Last three Land Reforms managed to resume less than 8 percent of total privately owned land in the country and distribute it amongst less than 1 percent of rural poor. The government is considering closing down the Federal Land Commission office because it has no significant functions to perform anymore. A handful of unresolved appeals are being wound up. The Provincial Land Commissions will continue to perform their functions of supervising management of resumed estates, mostly livestock/stud farms and shikargah lands. If this is the quantum of reforms that were instituted four or five decades ago (that reduced individual holding to 8,000 Produce Index Units (PIUs) or 100 acres irrigated), what could be achieved today, even allowing for the loopholes that the collusion of revenue officials and landlords would exploit.
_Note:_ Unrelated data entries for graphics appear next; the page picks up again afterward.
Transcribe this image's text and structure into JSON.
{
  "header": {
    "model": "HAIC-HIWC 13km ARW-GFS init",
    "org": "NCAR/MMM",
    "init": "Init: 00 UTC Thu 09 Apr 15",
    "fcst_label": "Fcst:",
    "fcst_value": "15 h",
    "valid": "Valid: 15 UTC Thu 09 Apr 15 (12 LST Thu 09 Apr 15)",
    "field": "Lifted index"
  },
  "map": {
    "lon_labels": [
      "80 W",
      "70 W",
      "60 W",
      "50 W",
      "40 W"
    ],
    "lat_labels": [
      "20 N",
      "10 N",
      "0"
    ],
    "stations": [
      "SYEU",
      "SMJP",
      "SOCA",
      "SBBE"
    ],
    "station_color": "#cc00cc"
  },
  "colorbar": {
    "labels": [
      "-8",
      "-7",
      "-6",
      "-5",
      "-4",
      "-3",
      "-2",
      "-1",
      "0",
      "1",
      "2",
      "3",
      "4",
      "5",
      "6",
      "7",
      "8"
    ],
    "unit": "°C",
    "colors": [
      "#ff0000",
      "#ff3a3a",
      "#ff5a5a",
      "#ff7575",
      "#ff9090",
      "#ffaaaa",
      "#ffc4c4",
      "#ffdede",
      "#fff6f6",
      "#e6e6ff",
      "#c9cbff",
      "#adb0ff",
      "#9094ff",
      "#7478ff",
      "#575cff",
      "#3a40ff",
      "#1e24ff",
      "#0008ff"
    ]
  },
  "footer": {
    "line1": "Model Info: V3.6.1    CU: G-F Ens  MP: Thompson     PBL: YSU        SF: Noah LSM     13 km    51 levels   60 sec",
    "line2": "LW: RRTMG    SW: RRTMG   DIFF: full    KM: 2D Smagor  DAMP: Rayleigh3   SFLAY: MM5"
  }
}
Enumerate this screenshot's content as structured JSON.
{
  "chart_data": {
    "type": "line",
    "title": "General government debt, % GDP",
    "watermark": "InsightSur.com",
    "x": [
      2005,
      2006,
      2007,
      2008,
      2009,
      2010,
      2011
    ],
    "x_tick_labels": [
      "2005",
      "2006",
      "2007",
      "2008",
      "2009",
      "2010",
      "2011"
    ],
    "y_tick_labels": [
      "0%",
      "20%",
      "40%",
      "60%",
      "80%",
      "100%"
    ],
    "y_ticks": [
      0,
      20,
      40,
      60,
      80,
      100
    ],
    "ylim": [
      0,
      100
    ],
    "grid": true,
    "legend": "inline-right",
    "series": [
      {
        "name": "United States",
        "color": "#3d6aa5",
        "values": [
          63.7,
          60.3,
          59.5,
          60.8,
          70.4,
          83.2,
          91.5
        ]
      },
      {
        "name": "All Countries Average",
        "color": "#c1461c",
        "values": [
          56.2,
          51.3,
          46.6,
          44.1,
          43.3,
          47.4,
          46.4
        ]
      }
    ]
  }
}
Deferring the absolute inadequacy of acres or PIUs as the correct measure for farm size for the moment, let us see what fresh Land Reforms would achieve today. The main objection to past Land Reforms has been that land ceiling was placed on individual holding and not family holding. If by a draconian measure the existing ceiling was to be applied to a family (husband-wife), or individual holding halved, it would assume that each person would be allowed to own no more than Rs. 10 million worth of land assets. This is taking a very bright view of average value of land at Rs. 200,000 per acre across Pakistan. A family would own assets worth Rs. 20 million, which is the definition of a Small Enterprise by State Bank of Pakistan's Prudential Regulations. It is equivalent to a small workshop or a retail shop in urban areas. If this is the aim of Land Reforms, then according to Agriculture Census 2000 - 2001 data, 11 percent of privately owned land in Pakistan would be effected - 6 percent in Punjab, 9 percent in NWFP, 14 percent in Sindh and 32 percent in Baluchistan. Since PIUs are lower in Sindh and Baluchistan because of lower productivity of lands and lack of water, the percentage of land subject to resumption would be proportionately lower too. Taking Punjab, the largest province and with best lands, hardly a half, or 3 percent of land would be resumed under fresh Land Reforms with such stringent criteria. National average may rise to double that but that will not make a significant difference.
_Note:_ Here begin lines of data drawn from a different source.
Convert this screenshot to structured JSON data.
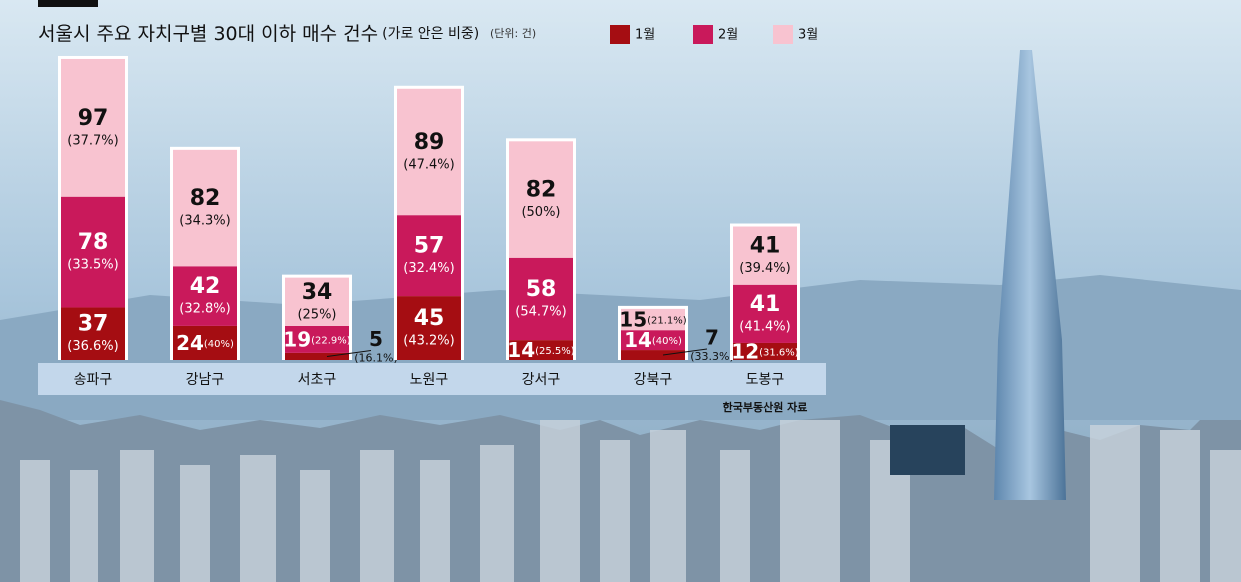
{
  "chart_data": {
    "type": "stacked-bar",
    "title": "서울시 주요 자치구별 30대 이하 매수 건수",
    "subtitle": "(가로 안은 비중)",
    "unit": "(단위: 건)",
    "source": "한국부동산원 자료",
    "categories": [
      "송파구",
      "강남구",
      "서초구",
      "노원구",
      "강서구",
      "강북구",
      "도봉구"
    ],
    "series": [
      {
        "name": "1월",
        "color": "#a50d12",
        "values": [
          37,
          24,
          5,
          45,
          14,
          7,
          12
        ],
        "shares": [
          36.6,
          40,
          16.1,
          43.2,
          25.5,
          33.3,
          31.6
        ],
        "share_labels": [
          "(36.6%)",
          "(40%)",
          "(16.1%)",
          "(43.2%)",
          "(25.5%)",
          "(33.3%)",
          "(31.6%)"
        ]
      },
      {
        "name": "2월",
        "color": "#c9195b",
        "values": [
          78,
          42,
          19,
          57,
          58,
          14,
          41
        ],
        "shares": [
          33.5,
          32.8,
          22.9,
          32.4,
          54.7,
          40,
          41.4
        ],
        "share_labels": [
          "(33.5%)",
          "(32.8%)",
          "(22.9%)",
          "(32.4%)",
          "(54.7%)",
          "(40%)",
          "(41.4%)"
        ]
      },
      {
        "name": "3월",
        "color": "#f8c3d0",
        "values": [
          97,
          82,
          34,
          89,
          82,
          15,
          41
        ],
        "shares": [
          37.7,
          34.3,
          25,
          47.4,
          50,
          21.1,
          39.4
        ],
        "share_labels": [
          "(37.7%)",
          "(34.3%)",
          "(25%)",
          "(47.4%)",
          "(50%)",
          "(21.1%)",
          "(39.4%)"
        ]
      }
    ]
  }
}
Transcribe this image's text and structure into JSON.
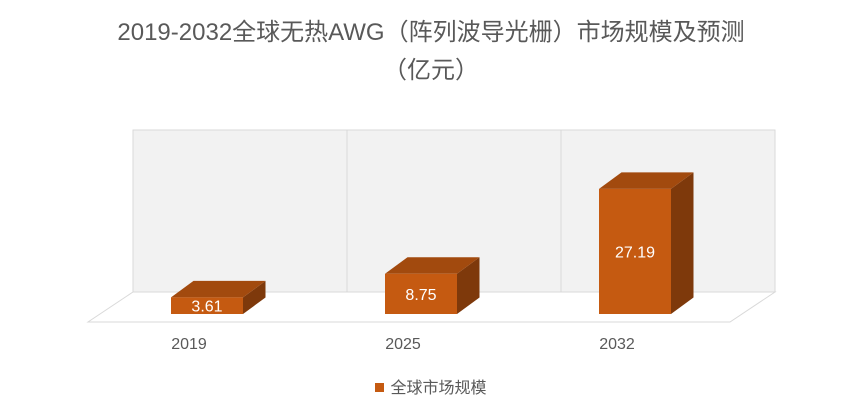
{
  "chart_data": {
    "type": "bar",
    "title": "2019-2032全球无热AWG（阵列波导光栅）市场规模及预测（亿元）",
    "title_lines": [
      "2019-2032全球无热AWG（阵列波导光栅）市场规模及预测",
      "（亿元）"
    ],
    "categories": [
      "2019",
      "2025",
      "2032"
    ],
    "series": [
      {
        "name": "全球市场规模",
        "values": [
          3.61,
          8.75,
          27.19
        ]
      }
    ],
    "data_labels": [
      "3.61",
      "8.75",
      "27.19"
    ],
    "xlabel": "",
    "ylabel": "",
    "ylim": [
      0,
      30
    ],
    "grid": false,
    "legend": "bottom",
    "style": "3d-column"
  },
  "colors": {
    "bar_front": "#c55a11",
    "bar_top": "#a24a0e",
    "bar_side": "#7e390b",
    "wall": "#f2f2f2",
    "wall_line": "#d9d9d9",
    "text": "#595959"
  }
}
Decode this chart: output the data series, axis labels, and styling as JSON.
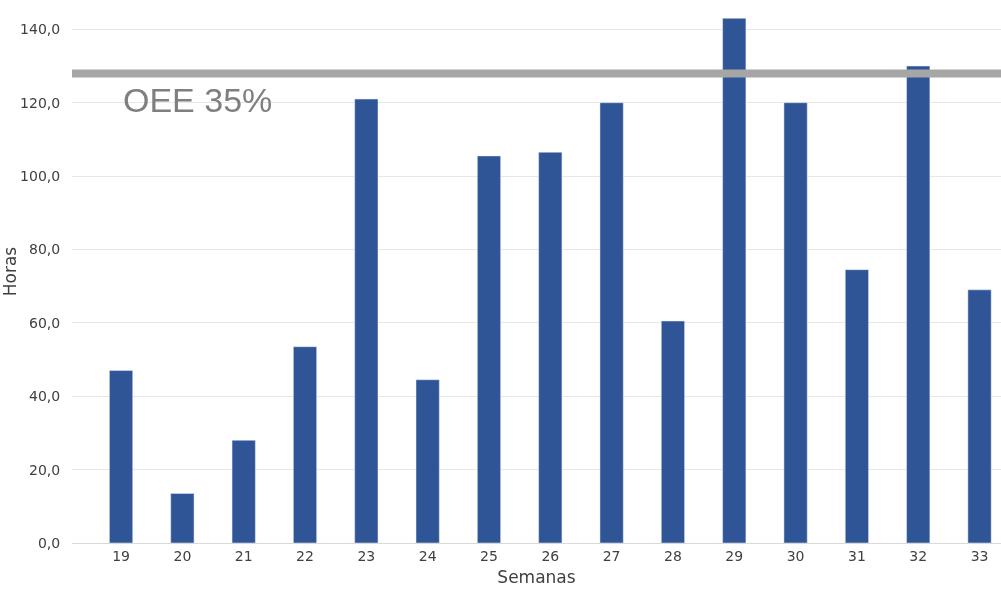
{
  "chart_data": {
    "type": "bar",
    "xlabel": "Semanas",
    "ylabel": "Horas",
    "categories": [
      "19",
      "20",
      "21",
      "22",
      "23",
      "24",
      "25",
      "26",
      "27",
      "28",
      "29",
      "30",
      "31",
      "32",
      "33"
    ],
    "values": [
      47,
      13.5,
      28,
      53.5,
      121,
      44.5,
      105.5,
      106.5,
      120,
      60.5,
      143,
      120,
      74.5,
      130,
      69
    ],
    "color": "#2f5597",
    "ylim": [
      0,
      148
    ],
    "yticks": [
      {
        "value": 0,
        "label": "0,0"
      },
      {
        "value": 20,
        "label": "20,0"
      },
      {
        "value": 40,
        "label": "40,0"
      },
      {
        "value": 60,
        "label": "60,0"
      },
      {
        "value": 80,
        "label": "80,0"
      },
      {
        "value": 100,
        "label": "100,0"
      },
      {
        "value": 120,
        "label": "120,0"
      },
      {
        "value": 140,
        "label": "140,0"
      }
    ],
    "ref_lines": [
      {
        "axis": "y",
        "value": 128,
        "label": "OEE 35%",
        "color": "#a6a6a6"
      }
    ],
    "grid": "y"
  }
}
Larger amounts of land to be resumed in poorer provinces with greater existing grievances will exacerbate resentment against Punjab. Will all the political ill-will, administrative resources and uncertainty created for commercial farming be worth the exercise for eradicating so called feudalism and tribalism? Will rural feudal mindset evaporate with such reforms? Will productivity get a quantum leap through 5 to 6 percent of land being redistributed amongst landless tenants? Will political ethics improve in the country?
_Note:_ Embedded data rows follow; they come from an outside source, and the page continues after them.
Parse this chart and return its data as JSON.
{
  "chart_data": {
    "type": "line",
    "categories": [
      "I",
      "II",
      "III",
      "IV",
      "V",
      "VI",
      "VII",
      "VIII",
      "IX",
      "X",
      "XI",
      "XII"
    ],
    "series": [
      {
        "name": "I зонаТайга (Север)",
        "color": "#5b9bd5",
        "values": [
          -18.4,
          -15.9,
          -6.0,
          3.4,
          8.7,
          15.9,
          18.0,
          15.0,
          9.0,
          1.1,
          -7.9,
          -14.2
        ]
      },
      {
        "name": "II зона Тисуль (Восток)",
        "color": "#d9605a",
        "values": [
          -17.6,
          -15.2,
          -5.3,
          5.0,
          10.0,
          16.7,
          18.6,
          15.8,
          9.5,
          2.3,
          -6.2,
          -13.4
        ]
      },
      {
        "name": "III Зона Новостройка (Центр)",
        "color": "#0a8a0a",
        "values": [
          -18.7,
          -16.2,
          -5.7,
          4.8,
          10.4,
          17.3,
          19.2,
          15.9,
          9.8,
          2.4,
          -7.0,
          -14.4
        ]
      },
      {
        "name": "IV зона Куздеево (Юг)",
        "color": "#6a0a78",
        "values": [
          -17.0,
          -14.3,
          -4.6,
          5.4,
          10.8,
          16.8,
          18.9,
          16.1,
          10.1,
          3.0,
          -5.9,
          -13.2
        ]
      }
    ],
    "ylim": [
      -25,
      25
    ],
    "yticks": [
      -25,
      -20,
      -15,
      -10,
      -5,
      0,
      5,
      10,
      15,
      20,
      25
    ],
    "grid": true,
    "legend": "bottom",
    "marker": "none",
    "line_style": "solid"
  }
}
I seriously doubt if any of this would happen. Reforms are needed in agricultural land holding systems, feudal mindset pervading through the whole society requires reformation, and productivity does need to be taken into a higher orbit. But these objectives require a different approach based on principles of resource and infrastructure management, not actions taken through vindictive political and social prejudices.